Ketika membahas konsep tanggung jawab sosial, pemikiran filosofis Aristoteles sangat menginspirasi. Ia percaya bahwa kemakmuran sosial tidak hanya bergantung pada pembangunan ekonomi, tetapi juga perlu menekankan tanggung jawab moral dan kontribusi warga negara terhadap masyarakat. Aristoteles percaya bahwa "manusia adalah hewan politik sejak lahir." Kalimat ini mengungkapkan hubungan yang erat antara individu dan masyarakat tempat mereka berada, dan bahwa setiap orang harus memahami peran dan tanggung jawab mereka dalam masyarakat.
Keutamaan warga negara hanya terletak pada kontribusi mereka terhadap negara-kota, dan negara-kota yang baik adalah lahan yang subur untuk menumbuhkan warga negara yang baik.
Pemikiran Aristoteles tidak terbatas pada etika, tetapi juga meluas ke politik. Ia menganggap etika dan politik saling melengkapi. Ia menganjurkan bahwa negara-kota harus menjadi "komunitas yang setara yang didirikan untuk kehidupan terbaik", yang menunjukkan bahwa kesejahteraan setiap individu dalam masyarakat terkait erat dengan kesejahteraan keseluruhan.
Sejalan dengan Aristoteles, pandangan filsuf Romawi kuno Cicero juga senada, yang meyakini bahwa "dalam proses manusia mengejar keunggulan, perilaku membangun dan memelihara komunitas lebih dekat dengan ranah Tuhan." Di sisi lain, konsep tanggung jawab sosial telah menjadi bagian penting dari upaya manusia untuk mencapai kebaikan bersama sejak zaman dahulu.
Tanggung jawab sosial mencakup perilaku individu dan bisnis.

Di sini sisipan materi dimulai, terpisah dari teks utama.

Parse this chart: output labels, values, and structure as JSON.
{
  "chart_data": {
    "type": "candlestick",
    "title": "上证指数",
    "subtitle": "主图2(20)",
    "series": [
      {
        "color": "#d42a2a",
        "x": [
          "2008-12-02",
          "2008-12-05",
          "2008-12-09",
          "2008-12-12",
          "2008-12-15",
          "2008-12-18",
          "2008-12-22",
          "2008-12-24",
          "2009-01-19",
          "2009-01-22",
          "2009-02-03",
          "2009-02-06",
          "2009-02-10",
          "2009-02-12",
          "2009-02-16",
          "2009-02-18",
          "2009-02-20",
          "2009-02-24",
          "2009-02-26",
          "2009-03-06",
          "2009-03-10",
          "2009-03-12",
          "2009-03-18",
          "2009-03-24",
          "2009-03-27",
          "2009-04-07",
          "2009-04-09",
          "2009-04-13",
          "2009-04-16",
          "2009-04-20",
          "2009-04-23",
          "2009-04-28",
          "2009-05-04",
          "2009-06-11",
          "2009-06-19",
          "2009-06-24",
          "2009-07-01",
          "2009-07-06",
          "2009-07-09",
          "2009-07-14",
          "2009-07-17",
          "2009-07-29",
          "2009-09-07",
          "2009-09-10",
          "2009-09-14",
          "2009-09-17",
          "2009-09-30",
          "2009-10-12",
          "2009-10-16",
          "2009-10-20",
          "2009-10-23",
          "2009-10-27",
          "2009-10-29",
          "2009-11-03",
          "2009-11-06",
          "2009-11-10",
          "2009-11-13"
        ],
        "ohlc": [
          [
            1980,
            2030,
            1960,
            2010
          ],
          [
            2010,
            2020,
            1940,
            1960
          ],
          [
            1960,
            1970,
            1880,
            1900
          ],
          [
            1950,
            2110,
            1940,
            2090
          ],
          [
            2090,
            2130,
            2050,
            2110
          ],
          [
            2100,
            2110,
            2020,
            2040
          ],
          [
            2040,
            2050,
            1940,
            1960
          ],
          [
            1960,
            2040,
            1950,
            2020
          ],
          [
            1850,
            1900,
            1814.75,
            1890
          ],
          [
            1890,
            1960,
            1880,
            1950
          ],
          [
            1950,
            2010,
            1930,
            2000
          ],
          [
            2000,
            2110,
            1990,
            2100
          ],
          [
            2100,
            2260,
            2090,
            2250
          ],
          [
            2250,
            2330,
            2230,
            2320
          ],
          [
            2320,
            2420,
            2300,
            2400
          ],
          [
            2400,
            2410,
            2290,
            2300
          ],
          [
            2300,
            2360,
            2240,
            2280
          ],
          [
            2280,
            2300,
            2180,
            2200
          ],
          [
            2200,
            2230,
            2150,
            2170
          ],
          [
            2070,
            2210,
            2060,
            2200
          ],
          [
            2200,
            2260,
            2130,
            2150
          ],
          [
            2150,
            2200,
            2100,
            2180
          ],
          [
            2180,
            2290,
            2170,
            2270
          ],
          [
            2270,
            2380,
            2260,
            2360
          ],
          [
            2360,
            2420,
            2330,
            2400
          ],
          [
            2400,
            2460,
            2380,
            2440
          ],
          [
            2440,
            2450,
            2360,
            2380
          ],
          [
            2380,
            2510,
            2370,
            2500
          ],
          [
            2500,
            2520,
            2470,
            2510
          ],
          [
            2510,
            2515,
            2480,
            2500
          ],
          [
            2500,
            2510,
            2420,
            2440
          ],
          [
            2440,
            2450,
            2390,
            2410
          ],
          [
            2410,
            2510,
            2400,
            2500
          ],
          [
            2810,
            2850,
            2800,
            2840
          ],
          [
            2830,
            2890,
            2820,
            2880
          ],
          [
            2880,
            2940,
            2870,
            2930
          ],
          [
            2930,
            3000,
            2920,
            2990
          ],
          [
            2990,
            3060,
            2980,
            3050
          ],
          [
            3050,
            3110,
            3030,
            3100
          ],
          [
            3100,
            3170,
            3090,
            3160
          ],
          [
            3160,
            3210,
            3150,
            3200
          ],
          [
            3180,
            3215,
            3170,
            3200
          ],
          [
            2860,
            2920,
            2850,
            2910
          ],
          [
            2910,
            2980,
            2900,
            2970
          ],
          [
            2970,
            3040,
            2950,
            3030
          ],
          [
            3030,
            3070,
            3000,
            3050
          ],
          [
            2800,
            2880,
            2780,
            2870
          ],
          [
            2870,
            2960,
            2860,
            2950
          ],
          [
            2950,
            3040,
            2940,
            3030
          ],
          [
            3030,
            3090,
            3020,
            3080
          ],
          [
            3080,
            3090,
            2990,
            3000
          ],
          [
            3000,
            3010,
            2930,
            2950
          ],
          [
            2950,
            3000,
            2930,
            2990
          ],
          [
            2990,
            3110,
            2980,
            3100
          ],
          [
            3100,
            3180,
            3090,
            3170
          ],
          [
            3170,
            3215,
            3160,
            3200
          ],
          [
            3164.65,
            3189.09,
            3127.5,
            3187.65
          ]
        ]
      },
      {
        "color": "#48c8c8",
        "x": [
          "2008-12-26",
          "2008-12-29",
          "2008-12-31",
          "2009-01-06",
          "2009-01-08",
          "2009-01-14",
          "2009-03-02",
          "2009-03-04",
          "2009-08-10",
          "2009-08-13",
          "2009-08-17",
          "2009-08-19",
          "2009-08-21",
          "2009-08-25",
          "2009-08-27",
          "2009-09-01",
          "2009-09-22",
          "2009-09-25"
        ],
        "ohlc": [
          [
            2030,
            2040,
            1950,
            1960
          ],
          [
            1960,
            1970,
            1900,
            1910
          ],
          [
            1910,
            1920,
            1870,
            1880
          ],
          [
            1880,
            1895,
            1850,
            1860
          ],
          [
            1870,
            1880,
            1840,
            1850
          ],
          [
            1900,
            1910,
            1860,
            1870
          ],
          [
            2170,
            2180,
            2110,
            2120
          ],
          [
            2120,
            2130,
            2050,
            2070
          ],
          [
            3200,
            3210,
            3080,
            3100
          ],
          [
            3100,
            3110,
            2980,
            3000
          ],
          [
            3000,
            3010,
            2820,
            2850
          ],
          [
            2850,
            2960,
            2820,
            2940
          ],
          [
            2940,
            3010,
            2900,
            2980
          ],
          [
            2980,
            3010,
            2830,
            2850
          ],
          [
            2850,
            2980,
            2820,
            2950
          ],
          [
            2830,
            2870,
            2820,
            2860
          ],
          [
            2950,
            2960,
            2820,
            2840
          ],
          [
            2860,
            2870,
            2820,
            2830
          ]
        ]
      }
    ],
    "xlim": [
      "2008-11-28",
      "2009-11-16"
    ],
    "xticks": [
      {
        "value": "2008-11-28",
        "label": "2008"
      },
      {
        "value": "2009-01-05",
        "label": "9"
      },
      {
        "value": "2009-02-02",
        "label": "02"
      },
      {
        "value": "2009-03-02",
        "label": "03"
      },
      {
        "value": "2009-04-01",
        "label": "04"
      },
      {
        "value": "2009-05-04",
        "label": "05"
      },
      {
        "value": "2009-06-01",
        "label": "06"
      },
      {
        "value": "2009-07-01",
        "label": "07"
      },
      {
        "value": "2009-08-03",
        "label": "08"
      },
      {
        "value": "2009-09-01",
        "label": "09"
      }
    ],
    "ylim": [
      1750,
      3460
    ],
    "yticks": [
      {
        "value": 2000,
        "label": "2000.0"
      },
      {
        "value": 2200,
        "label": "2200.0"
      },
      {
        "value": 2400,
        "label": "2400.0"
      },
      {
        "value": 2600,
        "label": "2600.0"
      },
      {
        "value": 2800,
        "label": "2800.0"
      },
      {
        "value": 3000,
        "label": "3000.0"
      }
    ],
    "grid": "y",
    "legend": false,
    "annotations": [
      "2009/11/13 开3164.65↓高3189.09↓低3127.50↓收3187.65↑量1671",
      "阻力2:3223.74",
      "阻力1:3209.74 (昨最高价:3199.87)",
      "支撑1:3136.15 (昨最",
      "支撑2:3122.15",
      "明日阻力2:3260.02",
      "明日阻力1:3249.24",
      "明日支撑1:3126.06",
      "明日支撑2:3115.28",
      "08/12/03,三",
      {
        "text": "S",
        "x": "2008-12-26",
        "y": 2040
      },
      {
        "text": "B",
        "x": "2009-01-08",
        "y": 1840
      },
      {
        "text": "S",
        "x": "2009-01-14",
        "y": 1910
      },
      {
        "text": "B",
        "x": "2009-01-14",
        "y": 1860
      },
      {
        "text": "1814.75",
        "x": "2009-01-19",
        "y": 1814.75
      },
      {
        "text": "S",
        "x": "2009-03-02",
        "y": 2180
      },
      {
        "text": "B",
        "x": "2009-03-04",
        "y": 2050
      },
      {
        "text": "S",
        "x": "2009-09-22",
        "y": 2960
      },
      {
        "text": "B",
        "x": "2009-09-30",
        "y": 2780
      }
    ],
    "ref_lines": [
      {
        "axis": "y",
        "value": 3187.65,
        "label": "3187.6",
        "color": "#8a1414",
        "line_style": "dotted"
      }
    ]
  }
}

Warga negara menurut Aristoteles harus bertanggung jawab atas masyarakat mereka sendiri, sementara bisnis harus memadukan etika dan keuntungan serta bekerja untuk manfaat sosial yang lebih besar. Saat ini, tanggung jawab sosial perusahaan (CSR) telah menjadi bagian penting dari etika bisnis, dan perusahaan harus mempertimbangkan dampaknya terhadap masyarakat dan lingkungan saat membuat keputusan.
Jika perusahaan dapat mematuhi standar daur ulang dan berinteraksi secara aktif dengan masyarakat, perusahaan akan dapat mencegah campur tangan pemerintah. Ini adalah pilihan yang bijaksana.
Namun, pandangan tentang tanggung jawab sosial perusahaan juga kontroversial. Beberapa kritikus percaya bahwa penerapan CSR mungkin hanya dangkal, atau bentuk "pencucian hijau" yang menggunakan citra tanggung jawab sosial untuk menutupi perilaku yang pada dasarnya tidak etis. Namun pada kenyataannya, banyak penelitian menunjukkan bahwa kinerja tanggung jawab sosial yang baik tidak berdampak negatif pada pemegang saham dan malah dapat menghasilkan pengembalian investasi yang lebih baik.
Dengan kemajuan ilmu pengetahuan dan teknologi, ilmuwan dan insinyur juga perlu memikul tanggung jawab sosial tertentu. Ketika mereka melakukan penelitian dan mengembangkan teknologi baru, mereka harus mempertimbangkan dampak negatif yang mungkin ditimbulkan oleh teknologi ini dan aplikasinya terhadap masyarakat.
Jika ilmuwan dan insinyur membanggakan pencapaian positif ilmu pengetahuan dan teknologi mereka, mereka juga harus menanggung konsekuensi negatif dari kemungkinan manipulasi pengetahuan.
Masyarakat profesional di bidang sains dan teknik sering kali mengembangkan kode etik yang memandu para anggotanya tentang cara melakukan penelitian secara bertanggung jawab. Prinsip-prinsip etika ini tidak hanya mencakup proses penelitian, tetapi juga terkait dengan kepercayaan dan dukungan masyarakat terhadap sains. Misalnya, National Academy of Sciences dan Academy of Engineering sama-sama menekankan pentingnya tanggung jawab sosial dan memandu para anggotanya tentang cara mencapai keseimbangan antara profesionalisme dan etika.
Singkatnya, baik individu maupun perusahaan, tanggung jawab sosial merupakan isu yang tidak dapat diabaikan. Seperti yang ditekankan Aristoteles, kemakmuran masyarakat membutuhkan partisipasi dan dedikasi setiap anggota, dan ini didasarkan pada moralitas dan kerja sama. Jadi, dalam masyarakat yang berubah dengan cepat saat ini, bagaimana kita dapat memikirkan kembali tanggung jawab sosial kita dan menerapkannya dalam tindakan?